Well, we did discuss sexuality and incarceration, when discussing masculinity, we pointed our audience to Michael Foucault. I think it’s alright if we leave the discussion about the relationships between sex, power, identity and incarceration, for our audience to explore on their own time, now that we have pointed them in the right direction.
MR. WHINEY
Perhaps so, perhaps so.
Perhaps, it is enough to admit that sexuality is confusing enough of an aspect of social identity that we must be observant of the ways in which heteronormative constructions of masculinity attempt to frame this investigation, even if only resorting to default assumptions, both on a public and private scale?
MR. PROVE-IT
That is an awful and indirect way to admit that we are just not sure how queerness factors into this investigation beyond assumptions about gender and sexuality. So, we did our best to cover them both together, and if we left something out, we’d sure like to hear about it. Is there anything else?
MR. WHINEY
Well, national identity seems pretty clearly established as American. And we are woefully under-qualified to discuss the relationship of Benjamin C. Roy Cory Garrett’s identity as being abled-ish, Neurotypical, and with no known diagnosed physical or mental health concerns to really take that conversation anywhere more useful than stating everything I just did…

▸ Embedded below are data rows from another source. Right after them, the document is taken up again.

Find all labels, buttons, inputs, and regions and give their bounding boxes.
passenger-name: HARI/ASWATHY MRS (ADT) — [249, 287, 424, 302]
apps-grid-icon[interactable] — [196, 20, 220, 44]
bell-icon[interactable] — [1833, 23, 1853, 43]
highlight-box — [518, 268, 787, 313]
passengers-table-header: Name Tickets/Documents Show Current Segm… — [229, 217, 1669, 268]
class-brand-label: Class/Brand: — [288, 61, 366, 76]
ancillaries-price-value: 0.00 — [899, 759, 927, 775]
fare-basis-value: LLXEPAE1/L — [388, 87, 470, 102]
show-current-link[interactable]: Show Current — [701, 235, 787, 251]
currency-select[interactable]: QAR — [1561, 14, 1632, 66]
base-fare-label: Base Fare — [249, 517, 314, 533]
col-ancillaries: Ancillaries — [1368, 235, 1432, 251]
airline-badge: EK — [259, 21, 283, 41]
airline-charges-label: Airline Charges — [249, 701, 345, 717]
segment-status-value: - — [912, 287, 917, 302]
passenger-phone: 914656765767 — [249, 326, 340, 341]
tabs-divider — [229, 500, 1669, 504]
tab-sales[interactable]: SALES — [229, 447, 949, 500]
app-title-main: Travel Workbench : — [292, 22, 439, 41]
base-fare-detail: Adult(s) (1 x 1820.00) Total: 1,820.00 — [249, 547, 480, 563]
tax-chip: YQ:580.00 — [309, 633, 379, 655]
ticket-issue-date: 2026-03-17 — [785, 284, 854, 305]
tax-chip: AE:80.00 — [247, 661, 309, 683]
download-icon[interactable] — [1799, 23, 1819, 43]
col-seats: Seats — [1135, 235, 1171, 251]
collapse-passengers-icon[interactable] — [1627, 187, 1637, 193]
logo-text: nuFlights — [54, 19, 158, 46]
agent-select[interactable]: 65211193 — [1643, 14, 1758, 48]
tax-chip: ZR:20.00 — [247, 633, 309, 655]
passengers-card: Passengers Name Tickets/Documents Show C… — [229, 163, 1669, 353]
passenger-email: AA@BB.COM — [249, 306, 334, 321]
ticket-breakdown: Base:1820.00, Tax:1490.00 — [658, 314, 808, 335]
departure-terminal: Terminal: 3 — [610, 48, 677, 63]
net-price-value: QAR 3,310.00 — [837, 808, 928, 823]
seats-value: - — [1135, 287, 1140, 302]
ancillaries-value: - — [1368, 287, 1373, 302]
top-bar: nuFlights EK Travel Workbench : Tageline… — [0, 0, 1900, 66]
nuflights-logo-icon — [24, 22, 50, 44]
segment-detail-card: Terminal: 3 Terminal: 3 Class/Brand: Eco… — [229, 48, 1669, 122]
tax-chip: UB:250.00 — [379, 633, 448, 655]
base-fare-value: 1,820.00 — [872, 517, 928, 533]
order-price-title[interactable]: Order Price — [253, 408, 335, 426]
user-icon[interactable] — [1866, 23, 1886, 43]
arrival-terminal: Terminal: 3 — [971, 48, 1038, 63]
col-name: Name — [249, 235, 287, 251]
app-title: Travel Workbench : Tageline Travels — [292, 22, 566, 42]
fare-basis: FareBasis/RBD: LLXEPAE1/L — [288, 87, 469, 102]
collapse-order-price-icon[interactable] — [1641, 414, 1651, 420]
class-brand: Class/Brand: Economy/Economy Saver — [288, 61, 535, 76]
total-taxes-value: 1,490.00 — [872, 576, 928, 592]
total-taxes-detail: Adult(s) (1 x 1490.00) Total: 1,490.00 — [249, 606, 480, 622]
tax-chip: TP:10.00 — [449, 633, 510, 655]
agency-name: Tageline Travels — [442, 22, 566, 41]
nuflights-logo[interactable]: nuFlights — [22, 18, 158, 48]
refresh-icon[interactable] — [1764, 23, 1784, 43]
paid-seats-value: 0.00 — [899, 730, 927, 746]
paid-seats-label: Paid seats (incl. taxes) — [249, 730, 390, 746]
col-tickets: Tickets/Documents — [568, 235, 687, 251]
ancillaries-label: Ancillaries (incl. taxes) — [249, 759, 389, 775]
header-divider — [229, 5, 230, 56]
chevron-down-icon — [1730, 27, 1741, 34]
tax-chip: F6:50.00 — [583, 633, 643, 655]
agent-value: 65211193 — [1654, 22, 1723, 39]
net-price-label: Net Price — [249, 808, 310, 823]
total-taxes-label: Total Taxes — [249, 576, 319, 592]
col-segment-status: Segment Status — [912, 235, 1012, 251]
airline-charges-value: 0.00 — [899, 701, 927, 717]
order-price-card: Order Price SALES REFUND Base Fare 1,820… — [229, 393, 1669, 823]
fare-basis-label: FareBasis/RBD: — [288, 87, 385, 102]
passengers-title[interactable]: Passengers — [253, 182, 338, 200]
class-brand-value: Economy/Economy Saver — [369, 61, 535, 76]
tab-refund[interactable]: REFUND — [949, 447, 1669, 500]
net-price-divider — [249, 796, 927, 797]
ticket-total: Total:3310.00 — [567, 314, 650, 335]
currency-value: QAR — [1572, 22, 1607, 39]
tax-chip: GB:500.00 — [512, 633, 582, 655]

(Takes a beat to catch his breath and ask himself if he misstated any of that in a way that would be hurtful to someone he didn’t mean to offend or harm. He does not give himself a reassuring answer.)
We stated that he was Jewish when discussing his class privileges, and to discuss the philosophical impacts of being a Jew and asking questions about respected institutions in the South—any deeper than its class impacts—might have to be an investigation of its own for another time. This is especially the case since Benjamin C. Roy Cory Garrett’s loose linkage to formal Judaism rarely manifests in one-on-one interactions while he researched this investigation. It does feel pertinent to state that he is religious and culturally Jewish enough to have had a Bar Mitzvah and deliver the HaMotzi in Hebrew when asked to do so.
It is possible that the recent and growing wave of anti-Semitism in America will catch up with Benjamin C. Roy Cory Garrett at some point in the future, since he is an outspoken Jew with radical political affiliations, but it hasn’t yet—
MR. PROVE-IT
—Speaking of politics, Benjamin C. Roy Cory Garret certainly has a history of radical shit-disturbing that can be found without too much searching on the Internet.
MR. WHINEY
Well, that is true, and we have left that subject suspiciously vague.
In reality, his politics might prove to be the most salient identity factors of this investigation, as will become painfully obvious when we have to address why the State of Arkansas decided to be so uncooperative with this investigation. But I think we might just have to leave that dramatic tension alone for now and see what happens.
MR. PROVE-IT
(laughs heartily.)
Well, Mr. Whiney, Examiner, have we finally talked around these issues of identity politics enough that we can move along into…you know…REAL TALK about McPherson’s Unit and the place it occupies here on planet earth?